Artwork by Hoka Skenandore

Artwork by Hoka Skenandore

NORMAN – For three days in April, film lovers will enjoy soaring strings, pounding drums, screaming guitars and more during the Sixth Annual Native Crossroads Film Festival. The festival is set for April 5 through 7 at the Sam Noble Oklahoma Museum of Natural History, 2401 Chautauqua Ave., Norman. All films, speakers and panels are complimentary and open to the public.

This year’s theme is “Rhythms,” and showcases feature films, music videos, documentaries, animations and short films that crank up the volume on the diverse soundtracks of Native America. These films celebrate pioneers of rock like guitarist Jesse Ed Davis; Indigenous hip-hop from urban Los Angeles to Sámi country in Scandinavia; love songs on cedar flutes and classical violins and the rhythms of nature that are a vital part of life in Indigenous communities around the world. This year’s films emphasize the significant roles that music plays in Native culture, from preserving traditions to rallying voices for change.
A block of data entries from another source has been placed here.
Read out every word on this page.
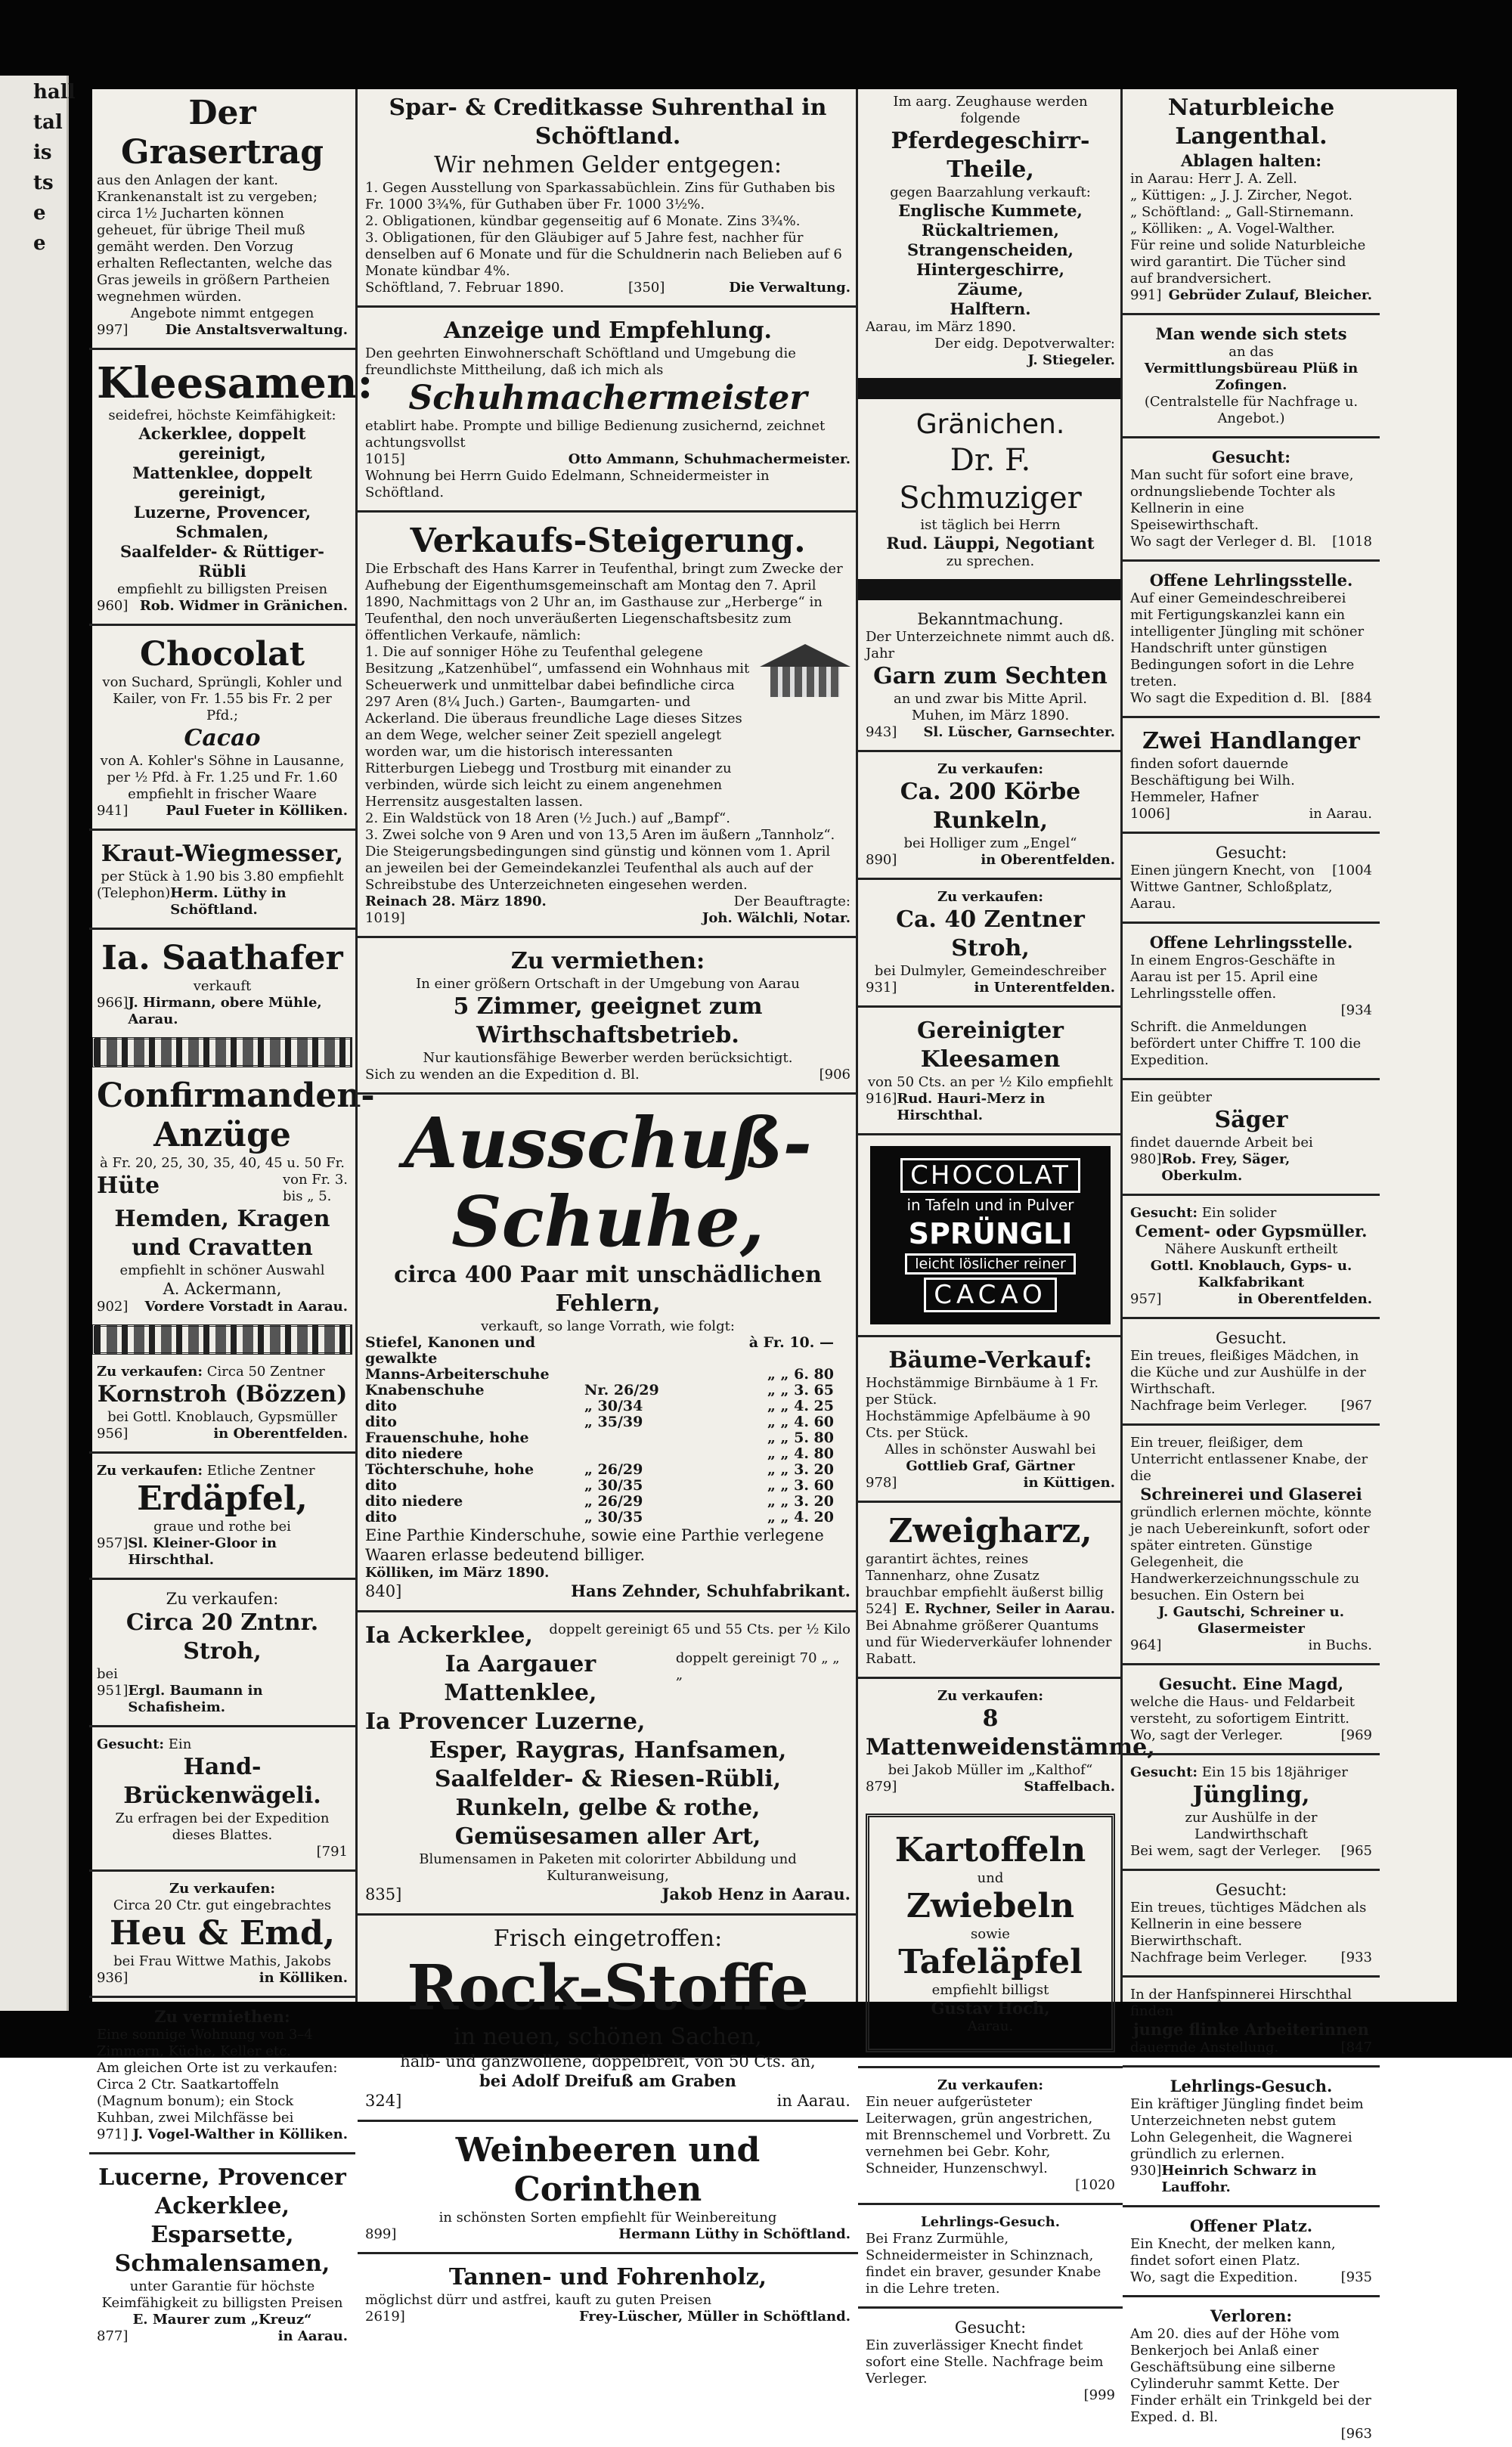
hall
tal
is
ts
e
e
Der Grasertrag
aus den Anlagen der kant. Krankenanstalt ist zu vergeben; circa 1½ Jucharten können geheuet, für übrige Theil muß gemäht werden. Den Vorzug erhalten Reflectanten, welche das Gras jeweils in größern Partheien wegnehmen würden.
Angebote nimmt entgegen
997]	Die Anstaltsverwaltung.
Kleesamen:
seidefrei, höchste Keimfähigkeit:
Ackerklee, doppelt gereinigt,
Mattenklee, doppelt gereinigt,
Luzerne, Provencer,
Schmalen,
Saalfelder- & Rüttiger-Rübli
empfiehlt zu billigsten Preisen
960] Rob. Widmer in Gränichen.
Chocolat
von Suchard, Sprüngli, Kohler und Kailer, von Fr. 1.55 bis Fr. 2 per Pfd.;
Cacao
von A. Kohler's Söhne in Lausanne, per ½ Pfd. à Fr. 1.25 und Fr. 1.60 empfiehlt in frischer Waare
941]	Paul Fueter in Kölliken.
Kraut-Wiegmesser,
per Stück à 1.90 bis 3.80 empfiehlt
(Telephon) Herm. Lüthy in Schöftland.
Ia. Saathafer
verkauft
966] J. Hirmann, obere Mühle, Aarau.
Confirmanden-
Anzüge
à Fr. 20, 25, 30, 35, 40, 45 u. 50 Fr.
Hüte	von Fr. 3.
bis „ 5.
Hemden, Kragen und Cravatten
empfiehlt in schöner Auswahl
A. Ackermann,
902] Vordere Vorstadt in Aarau.
Zu verkaufen: Circa 50 Zentner
Kornstroh (Bözzen)
bei Gottl. Knoblauch, Gypsmüller
956]	in Oberentfelden.
Zu verkaufen: Etliche Zentner
Erdäpfel,
graue und rothe bei
957] Sl. Kleiner-Gloor in Hirschthal.
Zu verkaufen:
Circa 20 Zntnr. Stroh,
bei
951] Ergl. Baumann in Schafisheim.
Gesucht: Ein
Hand-Brückenwägeli.
Zu erfragen bei der Expedition dieses Blattes.
[791
Zu verkaufen:
Circa 20 Ctr. gut eingebrachtes
Heu & Emd,
bei Frau Wittwe Mathis, Jakobs
936]	in Kölliken.
Zu vermiethen:
Eine sonnige Wohnung von 3–4 Zimmern, Küche, Keller etc.
Am gleichen Orte ist zu verkaufen: Circa 2 Ctr. Saatkartoffeln (Magnum bonum); ein Stock Kuhban, zwei Milchfässe bei
971] J. Vogel-Walther in Kölliken.
Lucerne, Provencer
Ackerklee,
Esparsette,
Schmalensamen,
unter Garantie für höchste Keimfähigkeit zu billigsten Preisen
E. Maurer zum „Kreuz“
877]	in Aarau.
Spar- & Creditkasse Suhrenthal in Schöftland.
Wir nehmen Gelder entgegen:
1. Gegen Ausstellung von Sparkassabüchlein. Zins für Guthaben bis Fr. 1000 3¾%, für Guthaben über Fr. 1000 3½%.
2. Obligationen, kündbar gegenseitig auf 6 Monate. Zins 3¾%.
3. Obligationen, für den Gläubiger auf 5 Jahre fest, nachher für denselben auf 6 Monate und für die Schuldnerin nach Belieben auf 6 Monate kündbar 4%.
Schöftland, 7. Februar 1890.	[350]	Die Verwaltung.
Anzeige und Empfehlung.
Den geehrten Einwohnerschaft Schöftland und Umgebung die freundlichste Mittheilung, daß ich mich als
Schuhmachermeister
etablirt habe. Prompte und billige Bedienung zusichernd, zeichnet achtungsvollst
1015]	Otto Ammann, Schuhmachermeister.
Wohnung bei Herrn Guido Edelmann, Schneidermeister in Schöftland.
Verkaufs-Steigerung.
Die Erbschaft des Hans Karrer in Teufenthal, bringt zum Zwecke der Aufhebung der Eigenthumsgemeinschaft am Montag den 7. April 1890, Nachmittags von 2 Uhr an, im Gasthause zur „Herberge“ in Teufenthal, den noch unveräußerten Liegenschaftsbesitz zum öffentlichen Verkaufe, nämlich:
1. Die auf sonniger Höhe zu Teufenthal gelegene Besitzung „Katzenhübel“, umfassend ein Wohnhaus mit Scheuerwerk und unmittelbar dabei befindliche circa 297 Aren (8¼ Juch.) Garten-, Baumgarten- und Ackerland. Die überaus freundliche Lage dieses Sitzes an dem Wege, welcher seiner Zeit speziell angelegt worden war, um die historisch interessanten Ritterburgen Liebegg und Trostburg mit einander zu verbinden, würde sich leicht zu einem angenehmen Herrensitz ausgestalten lassen.
2. Ein Waldstück von 18 Aren (½ Juch.) auf „Bampf“.
3. Zwei solche von 9 Aren und von 13,5 Aren im äußern „Tannholz“.
Die Steigerungsbedingungen sind günstig und können vom 1. April an jeweilen bei der Gemeindekanzlei Teufenthal als auch auf der Schreibstube des Unterzeichneten eingesehen werden.
Reinach 28. März 1890.	Der Beauftragte:
1019]	Joh. Wälchli, Notar.
Zu vermiethen:
In einer größern Ortschaft in der Umgebung von Aarau
5 Zimmer, geeignet zum Wirthschaftsbetrieb.
Nur kautionsfähige Bewerber werden berücksichtigt.
Sich zu wenden an die Expedition d. Bl.	[906
Ausschuß-Schuhe,
circa 400 Paar mit unschädlichen Fehlern,
verkauft, so lange Vorrath, wie folgt:
Stiefel, Kanonen und gewalkte
à Fr. 10. —
Manns-Arbeiterschuhe	„ „ 6. 80
Knabenschuhe	Nr. 26/29	„ „ 3. 65
dito	„ 30/34	„ „ 4. 25
dito	„ 35/39	„ „ 4. 60
Frauenschuhe, hohe	„ „ 5. 80
dito niedere	„ „ 4. 80
Töchterschuhe, hohe	„ 26/29	„ „ 3. 20
dito	„ 30/35	„ „ 3. 60
dito niedere	„ 26/29	„ „ 3. 20
dito	„ 30/35	„ „ 4. 20
Eine Parthie Kinderschuhe, sowie eine Parthie verlegene Waaren erlasse bedeutend billiger.
Kölliken, im März 1890.
840]	Hans Zehnder, Schuhfabrikant.
Ia Ackerklee, doppelt gereinigt 65 und 55 Cts. per ½ Kilo
Ia Aargauer Mattenklee,
doppelt gereinigt 70 „ „ „
Ia Provencer Luzerne,
Esper, Raygras, Hanfsamen,
Saalfelder- & Riesen-Rübli,
Runkeln, gelbe & rothe,
Gemüsesamen aller Art,
Blumensamen in Paketen mit colorirter Abbildung und Kulturanweisung,
835]	Jakob Henz in Aarau.
Frisch eingetroffen:
Rock-Stoffe
in neuen, schönen Sachen,
halb- und ganzwollene, doppelbreit, von 50 Cts. an,
bei Adolf Dreifuß am Graben
324]	in Aarau.
Weinbeeren und Corinthen
in schönsten Sorten empfiehlt für Weinbereitung
899]	Hermann Lüthy in Schöftland.
Tannen- und Fohrenholz,
möglichst dürr und astfrei, kauft zu guten Preisen
2619]	Frey-Lüscher, Müller in Schöftland.
Im aarg. Zeughause werden folgende
Pferdegeschirr-Theile,
gegen Baarzahlung verkauft:
Englische Kummete,
Rückaltriemen,
Strangenscheiden,
Hintergeschirre,
Zäume,
Halftern.
Aarau, im März 1890.
Der eidg. Depotverwalter:
J. Stiegeler.
Gränichen.
Dr. F. Schmuziger
ist täglich bei Herrn
Rud. Läuppi, Negotiant
zu sprechen.
Bekanntmachung.
Der Unterzeichnete nimmt auch dß. Jahr
Garn zum Sechten
an und zwar bis Mitte April.
Muhen, im März 1890.
943] Sl. Lüscher, Garnsechter.
Zu verkaufen:
Ca. 200 Körbe Runkeln,
bei Holliger zum „Engel“
890]	in Oberentfelden.
Zu verkaufen:
Ca. 40 Zentner Stroh,
bei Dulmyler, Gemeindeschreiber
931]	in Unterentfelden.
Gereinigter Kleesamen
von 50 Cts. an per ½ Kilo empfiehlt
916] Rud. Hauri-Merz in Hirschthal.
CHOCOLAT
in Tafeln und in Pulver
SPRÜNGLI
leicht löslicher reiner
CACAO
Bäume-Verkauf:
Hochstämmige Birnbäume à 1 Fr. per Stück.
Hochstämmige Apfelbäume à 90 Cts. per Stück.
Alles in schönster Auswahl bei
Gottlieb Graf, Gärtner
978]	in Küttigen.
Zweigharz,
garantirt ächtes, reines Tannenharz, ohne Zusatz brauchbar empfiehlt äußerst billig
524] E. Rychner, Seiler in Aarau.
Bei Abnahme größerer Quantums und für Wiederverkäufer lohnender Rabatt.
Zu verkaufen:
8 Mattenweidenstämme,
bei Jakob Müller im „Kalthof“
879]	Staffelbach.
Kartoffeln
und
Zwiebeln
sowie
Tafeläpfel
empfiehlt billigst
Gustav Hoch,
Aarau.
Zu verkaufen:
Ein neuer aufgerüsteter Leiterwagen, grün angestrichen, mit Brennschemel und Vorbrett. Zu vernehmen bei Gebr. Kohr, Schneider, Hunzenschwyl.
[1020
Lehrlings-Gesuch.
Bei Franz Zurmühle, Schneidermeister in Schinznach, findet ein braver, gesunder Knabe in die Lehre treten.
Gesucht:
Ein zuverlässiger Knecht findet sofort eine Stelle. Nachfrage beim Verleger.
[999
Naturbleiche
Langenthal.
Ablagen halten:
in Aarau: Herr J. A. Zell.
„ Küttigen: „ J. J. Zircher, Negot.
„ Schöftland: „ Gall-Stirnemann.
„ Kölliken: „ A. Vogel-Walther.
Für reine und solide Naturbleiche wird garantirt. Die Tücher sind auf brandversichert.
991] Gebrüder Zulauf, Bleicher.
Man wende sich stets
an das
Vermittlungsbüreau Plüß in Zofingen.
(Centralstelle für Nachfrage u. Angebot.)
Gesucht:
Man sucht für sofort eine brave, ordnungsliebende Tochter als Kellnerin in eine Speisewirthschaft.
Wo sagt der Verleger d. Bl. [1018
Offene Lehrlingsstelle.
Auf einer Gemeindeschreiberei mit Fertigungskanzlei kann ein intelligenter Jüngling mit schöner Handschrift unter günstigen Bedingungen sofort in die Lehre treten.
Wo sagt die Expedition d. Bl. [884
Zwei Handlanger
finden sofort dauernde Beschäftigung bei Wilh. Hemmeler, Hafner
1006]	in Aarau.
Gesucht:
Einen jüngern Knecht, von [1004
Wittwe Gantner, Schloßplatz, Aarau.
Offene Lehrlingsstelle.
In einem Engros-Geschäfte in Aarau ist per 15. April eine Lehrlingsstelle offen.
[934
Schrift. die Anmeldungen befördert unter Chiffre T. 100 die Expedition.
Ein geübter
Säger
findet dauernde Arbeit bei
980] Rob. Frey, Säger, Oberkulm.
Gesucht: Ein solider
Cement- oder Gypsmüller.
Nähere Auskunft ertheilt
Gottl. Knoblauch, Gyps- u. Kalkfabrikant
957]	in Oberentfelden.
Gesucht.
Ein treues, fleißiges Mädchen, in die Küche und zur Aushülfe in der Wirthschaft.
Nachfrage beim Verleger. [967
Ein treuer, fleißiger, dem Unterricht entlassener Knabe, der die
Schreinerei und Glaserei
gründlich erlernen möchte, könnte je nach Uebereinkunft, sofort oder später eintreten. Günstige Gelegenheit, die Handwerkerzeichnungsschule zu besuchen. Ein Ostern bei
J. Gautschi, Schreiner u. Glasermeister
964]	in Buchs.
Gesucht. Eine Magd,
welche die Haus- und Feldarbeit versteht, zu sofortigem Eintritt.
Wo, sagt der Verleger.	[969
Gesucht: Ein 15 bis 18jähriger
Jüngling,
zur Aushülfe in der Landwirthschaft
Bei wem, sagt der Verleger. [965
Gesucht:
Ein treues, tüchtiges Mädchen als Kellnerin in eine bessere Bierwirthschaft.
Nachfrage beim Verleger. [933
In der Hanfspinnerei Hirschthal finden
junge flinke Arbeiterinnen
dauernde Anstellung.	[847
Lehrlings-Gesuch.
Ein kräftiger Jüngling findet beim Unterzeichneten nebst gutem Lohn Gelegenheit, die Wagnerei gründlich zu erlernen.
930] Heinrich Schwarz in Lauffohr.
Offener Platz.
Ein Knecht, der melken kann, findet sofort einen Platz.
Wo, sagt die Expedition.	[935
Verloren:
Am 20. dies auf der Höhe vom Benkerjoch bei Anlaß einer Geschäftsübung eine silberne Cylinderuhr sammt Kette. Der Finder erhält ein Trinkgeld bei der Exped. d. Bl.
[963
The festival will offer audiences the chance to see three days’ worth of the most innovative works in Indigenous cinema. Filmmakers, scholars and tribal community representatives will explore the “Rhythms” that drive the visual, political and cultural urgency of music in film.

Native Crossroads is sponsored by the University of Oklahoma Film and Media Studies Program and the OU Department Native American Studies. It is made possible by the generous support of the Chickasaw Nation, OU College of Arts and Sciences, OU Office of the Senior Vice President and Provost and the Norman Arts Council.